Just like these features and functions all come together seamlessly in the product, we all come together as a team. I call it “sharpening the features” – if someone has an idea, they can talk to the colleagues from other areas of SAP HANA. This combined expertise and the different perspectives mean that any ideas we might have for a specific area is ultimately refined and further improved. So it’s not just the anonymization nerds working on their own, but the whole team is working out how this idea fits in and complements other elements of SAP HANA. The end result is a better feature and product for the customer.
Going forward, we’re looking at additional use cases for this technology. The potential is basically limitless, and we’re excited to work with customers on new proof of concepts. If you have a case in mind, let’s get in touch!
For more information on SAP HANA data anonymization visit https://www.sap.com/data-anonymization
Thanks for the update on the work on the anonymization features in SAP HANA.
So far the feature set has not been covered all that much in the usual how-to-use-SAP-tech channels. This leads to the impression that it is not actually used all that much.
Is this impression correct?
I miss actual references that tell about what they implemented with the features and how it works for them now.
There are the occasional "this could be good for users in the healthcare industry"-messages/posts, but I never see any actual implementation reports. In fact, the discussions I recall around this feature with healthcare providers and research organizations did not lead to a straight implementation (for various reasons beyond the feature set of HANA).
With the recent HANA 2 SPS 05, the anon. features are also available with plain SQL views (not just with graphical calc. views) which definitively allows for using them in more development scenarios.

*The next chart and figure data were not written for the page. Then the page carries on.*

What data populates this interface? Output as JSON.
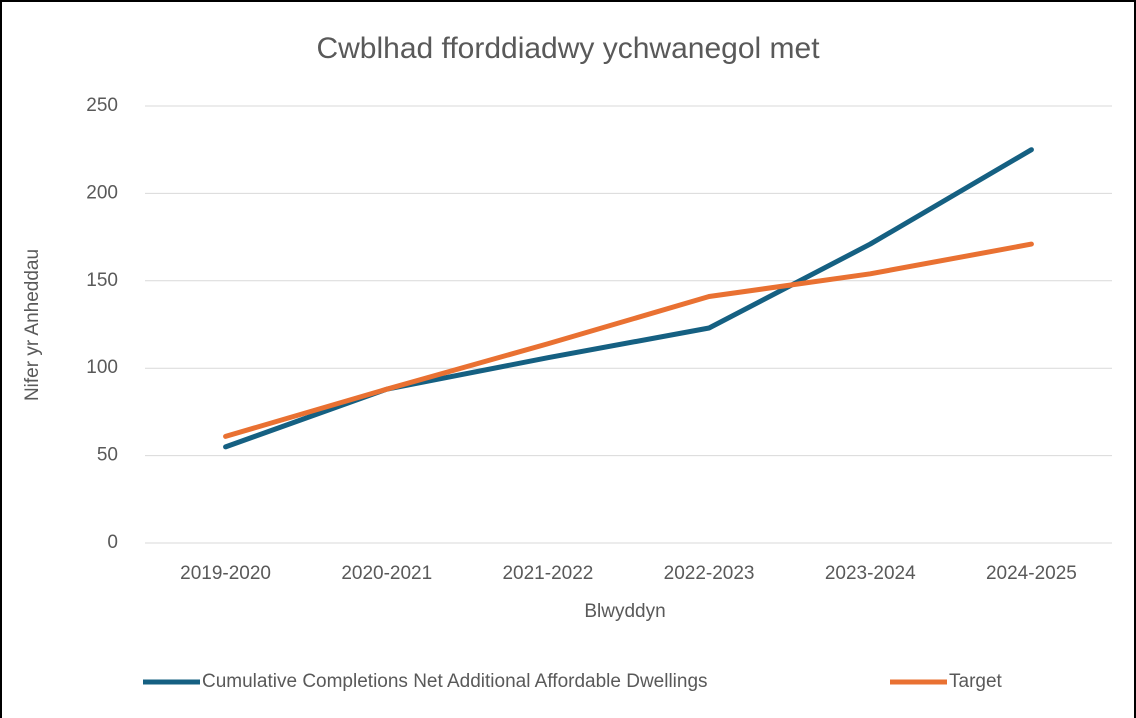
{
  "chart_data": {
    "type": "line",
    "title": "Cwblhad fforddiadwy ychwanegol met",
    "x_label": "Blwyddyn",
    "y_label": "Nifer yr Anheddau",
    "categories": [
      "2019-2020",
      "2020-2021",
      "2021-2022",
      "2022-2023",
      "2023-2024",
      "2024-2025"
    ],
    "series": [
      {
        "name": "Cumulative Completions Net Additional Affordable Dwellings",
        "color": "#156082",
        "values": [
          55,
          88,
          106,
          123,
          171,
          225
        ]
      },
      {
        "name": "Target",
        "color": "#e97132",
        "values": [
          61,
          88,
          114,
          141,
          154,
          171
        ]
      }
    ],
    "ylim": [
      0,
      250
    ],
    "yticks": [
      0,
      50,
      100,
      150,
      200,
      250
    ],
    "grid": true,
    "legend": "bottom"
  }
}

As CDS is still the general direction SAP is pushing for in data model declaration, is there support for this on the horizon?
Going further, I'd be interested to see actual data-sharing scenarios and how they get implemented with the HANA features.
Things like "sharing data of the same cohort multiple times (e.g. data update) - will the result records still point to the same individuals?"
"can I ensure stable anonymization per data recipient?" (e.g. I share data with 3 consumers and for each of them the data about individual XZY should always resolve to the same records, but to different records for each of the consumers"
With such informations it would probably be easier for many potential users to envision how those features could work in their environment.
thanks again & cheers,
Thank you so much for your feedback!
Topics involving the use of personal and sensitive data are always delicate to be speaking about in public. We have a list of customers using the SAP HANA data anonymization feature in the following industries: automotive, banking, insurance, healthcare, life sciences and public sector. Of course, the feature can also be used in other industry scenarios. We are actively working on more customer references that can be made available publicly.
SAP HANA data anonymization is available via the HDI interface in SAP HANA Cloud. Those HDI artefacts serve as transportable entities for anonymized SAP HANA views.
With respect to multiple data release, we have several measures in place in SAP HANA that safeguard such releases of changing data set over time. I would be more than happy to discuss further use cases and implementation scenarios. I will reach out to you!
Thanks again for your valuable feedback. It is much appreciated.
thanks for taking the time to respond here.
I think that publishing customer references and usage scenarios would help a great deal with mentally placing this technology in any organization's technology stack.
In my experience so far, the majority of customers are more interested in how a certain scenario can work and less in all the building blocks of features.